DooDaddy: “Why, thank you. I only had tuna salad for lunch. And macaroni and cheese, which is a vegetable. And a diet milkshake and Jello cake.”
Me: “What makes the milkshake diet?”
DooDaddy: “The secret is two scoops of low-fat ice cream, a glass of skim milk and just an oonch of chocolate sauce. It’s really good.”
Doodaddy: “Do you know about Jello cake? They poke holes in the cake and pour the Jello in.”
Me: “Is the Jello what makes it dietetic?”
Doodaddy has been gaining and losing the same five pounds for the past fifty years.

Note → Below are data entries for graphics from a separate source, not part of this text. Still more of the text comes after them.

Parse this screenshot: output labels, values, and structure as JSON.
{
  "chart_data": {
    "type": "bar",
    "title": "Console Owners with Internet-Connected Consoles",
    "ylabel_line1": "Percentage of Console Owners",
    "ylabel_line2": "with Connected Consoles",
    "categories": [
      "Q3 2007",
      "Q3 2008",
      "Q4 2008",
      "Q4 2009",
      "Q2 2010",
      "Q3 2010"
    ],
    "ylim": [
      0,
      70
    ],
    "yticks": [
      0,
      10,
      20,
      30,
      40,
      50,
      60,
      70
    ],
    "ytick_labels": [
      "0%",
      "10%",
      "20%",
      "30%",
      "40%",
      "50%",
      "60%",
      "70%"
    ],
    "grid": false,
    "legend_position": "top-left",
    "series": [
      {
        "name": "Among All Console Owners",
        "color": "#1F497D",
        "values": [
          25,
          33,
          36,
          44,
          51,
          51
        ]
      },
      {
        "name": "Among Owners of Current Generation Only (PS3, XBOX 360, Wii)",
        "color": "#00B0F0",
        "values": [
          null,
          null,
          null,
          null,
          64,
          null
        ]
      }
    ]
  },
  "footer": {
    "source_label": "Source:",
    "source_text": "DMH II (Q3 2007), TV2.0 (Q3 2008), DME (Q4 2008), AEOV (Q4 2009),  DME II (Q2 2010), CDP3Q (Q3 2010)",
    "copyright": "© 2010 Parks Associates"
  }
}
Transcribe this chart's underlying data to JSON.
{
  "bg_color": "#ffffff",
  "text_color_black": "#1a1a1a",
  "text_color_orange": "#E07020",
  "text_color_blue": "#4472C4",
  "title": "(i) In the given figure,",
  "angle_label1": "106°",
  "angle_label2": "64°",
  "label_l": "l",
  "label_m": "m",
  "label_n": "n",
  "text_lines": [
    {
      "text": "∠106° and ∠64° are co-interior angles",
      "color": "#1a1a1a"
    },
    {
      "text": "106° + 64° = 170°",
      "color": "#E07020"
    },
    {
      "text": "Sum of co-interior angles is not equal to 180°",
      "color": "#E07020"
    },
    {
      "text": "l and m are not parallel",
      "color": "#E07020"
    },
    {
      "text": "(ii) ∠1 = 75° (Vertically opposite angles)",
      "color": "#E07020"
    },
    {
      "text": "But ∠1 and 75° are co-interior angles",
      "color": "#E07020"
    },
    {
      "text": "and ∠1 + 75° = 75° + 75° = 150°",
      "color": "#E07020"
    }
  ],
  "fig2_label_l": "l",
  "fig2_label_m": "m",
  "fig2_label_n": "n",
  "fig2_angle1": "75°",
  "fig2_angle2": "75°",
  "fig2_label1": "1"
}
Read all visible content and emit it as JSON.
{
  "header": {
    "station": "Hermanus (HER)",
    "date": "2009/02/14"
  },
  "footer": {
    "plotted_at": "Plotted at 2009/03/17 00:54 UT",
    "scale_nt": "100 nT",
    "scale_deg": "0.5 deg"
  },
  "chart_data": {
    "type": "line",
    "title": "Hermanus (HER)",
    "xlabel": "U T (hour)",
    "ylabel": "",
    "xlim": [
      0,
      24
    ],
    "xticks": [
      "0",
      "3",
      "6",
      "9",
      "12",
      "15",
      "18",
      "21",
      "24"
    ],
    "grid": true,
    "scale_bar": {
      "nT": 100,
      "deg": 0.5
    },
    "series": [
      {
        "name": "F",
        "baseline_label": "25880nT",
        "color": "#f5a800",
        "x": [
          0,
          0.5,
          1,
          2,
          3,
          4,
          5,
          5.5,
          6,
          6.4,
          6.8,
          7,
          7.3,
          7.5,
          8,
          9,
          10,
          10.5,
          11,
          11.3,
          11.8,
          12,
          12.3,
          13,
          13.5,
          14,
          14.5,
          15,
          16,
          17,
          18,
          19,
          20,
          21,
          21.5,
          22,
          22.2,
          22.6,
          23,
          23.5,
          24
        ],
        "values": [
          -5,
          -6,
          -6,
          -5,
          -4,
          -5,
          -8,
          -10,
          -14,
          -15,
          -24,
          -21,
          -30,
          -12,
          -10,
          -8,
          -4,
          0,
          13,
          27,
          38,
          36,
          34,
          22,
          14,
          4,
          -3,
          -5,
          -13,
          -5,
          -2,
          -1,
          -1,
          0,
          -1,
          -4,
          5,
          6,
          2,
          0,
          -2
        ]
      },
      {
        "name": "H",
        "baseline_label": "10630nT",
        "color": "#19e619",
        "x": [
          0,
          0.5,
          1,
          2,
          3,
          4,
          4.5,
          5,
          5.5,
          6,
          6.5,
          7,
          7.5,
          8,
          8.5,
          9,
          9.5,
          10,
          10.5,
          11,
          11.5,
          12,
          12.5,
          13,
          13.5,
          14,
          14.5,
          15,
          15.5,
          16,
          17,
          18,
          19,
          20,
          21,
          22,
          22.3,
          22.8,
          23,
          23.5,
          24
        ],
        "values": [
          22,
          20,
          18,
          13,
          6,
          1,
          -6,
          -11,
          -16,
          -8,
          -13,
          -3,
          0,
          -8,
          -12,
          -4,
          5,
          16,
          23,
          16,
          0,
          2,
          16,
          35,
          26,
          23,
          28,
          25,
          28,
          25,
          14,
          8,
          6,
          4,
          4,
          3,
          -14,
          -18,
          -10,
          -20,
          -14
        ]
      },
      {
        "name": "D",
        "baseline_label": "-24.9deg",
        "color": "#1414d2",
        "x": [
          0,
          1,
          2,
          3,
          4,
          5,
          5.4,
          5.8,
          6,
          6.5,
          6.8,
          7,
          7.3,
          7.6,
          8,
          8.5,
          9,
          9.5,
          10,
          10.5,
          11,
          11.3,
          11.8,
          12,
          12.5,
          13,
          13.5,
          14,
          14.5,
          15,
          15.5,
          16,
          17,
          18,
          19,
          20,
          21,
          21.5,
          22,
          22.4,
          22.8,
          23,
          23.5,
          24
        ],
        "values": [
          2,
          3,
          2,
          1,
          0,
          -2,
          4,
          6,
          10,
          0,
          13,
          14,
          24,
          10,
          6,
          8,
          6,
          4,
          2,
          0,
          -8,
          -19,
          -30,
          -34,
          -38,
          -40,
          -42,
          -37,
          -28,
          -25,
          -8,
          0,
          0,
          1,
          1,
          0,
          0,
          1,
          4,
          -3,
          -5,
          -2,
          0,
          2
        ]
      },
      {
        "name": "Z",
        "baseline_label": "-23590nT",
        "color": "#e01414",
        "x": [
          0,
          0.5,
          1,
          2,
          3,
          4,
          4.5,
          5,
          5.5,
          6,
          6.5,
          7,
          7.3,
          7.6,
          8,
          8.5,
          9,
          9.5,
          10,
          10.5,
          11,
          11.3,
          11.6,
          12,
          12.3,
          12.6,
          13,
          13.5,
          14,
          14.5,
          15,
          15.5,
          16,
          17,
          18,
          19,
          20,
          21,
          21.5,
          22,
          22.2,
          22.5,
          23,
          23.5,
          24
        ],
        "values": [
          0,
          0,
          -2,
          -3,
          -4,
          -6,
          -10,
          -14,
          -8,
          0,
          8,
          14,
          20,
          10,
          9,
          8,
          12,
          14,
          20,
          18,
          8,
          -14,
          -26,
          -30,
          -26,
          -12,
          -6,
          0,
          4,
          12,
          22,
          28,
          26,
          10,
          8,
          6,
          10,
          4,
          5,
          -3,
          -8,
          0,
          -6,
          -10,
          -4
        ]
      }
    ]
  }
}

As long as I can remember, everyone in my family has watched his or her weight. When I was a teenager, I was actually too skinny and drank a gritty body-builder milkshake (decidedly not diet) every morning with my bowl of Lucky Charms in an effort to bulk up. My metabolism has slowed considerably since those halcyon days, as has DooDaddy’s. He used to could skip dessert at lunch and drop five pounds in three days.
DooDaddy’s only “fat” days were when he sympathetically gained 25 pounds when Gmamma was pregnant with my sister Keeling. Seems my mother craved brownies and ice cream, and my father was just keeping her company. He worked for J.C. Penney at the time and was astounded when someone referred to him as “that heavyset guy in the men’s department.” Doodaddy’s inner voice said, “Who, moi?” as he had always considered himself tall and thin.
“I eat like a bird,” DooDaddy laments now. “Don’t understand why I’m not wasting away … oh and pass the pecan pie.”
Now the uber-fast Mansfield metabolism has been passed down to my pride and joy, Mac Bower, who is lean as a greyhound and shredded as an Abercrombie model. Even as a baby, he was cut – except for his precious, chubby cheeks.
Since living at The Home, and even before, DooDaddy and Gmamma have carefully written down everything they eat every day in little notebooks and then tallied up the carbs. In recent years, when I asked Gmamma what the point was of this exercise, she shrugged and said she had no idea. She was just keeping DooDaddy company. Kind of like eating brownies together while pregnant. See Food matter. A lot. for more about my gourmand geezers.
Gmamma is gone now, but the tradition continues.
For reasons known only to DooDaddy, he writes his food down on a scrap of paper placemat from the dining room and then carefully transposes it to his special notebook when he gets back to the apartment. He could carry the notebook in his man bag (aka “briefcase”) on his walker, but then that would deprive him of the pleasure of rewriting it later. Routines are comforting. And all that writing burns calories that can be spent on Jello cake and pecan pie.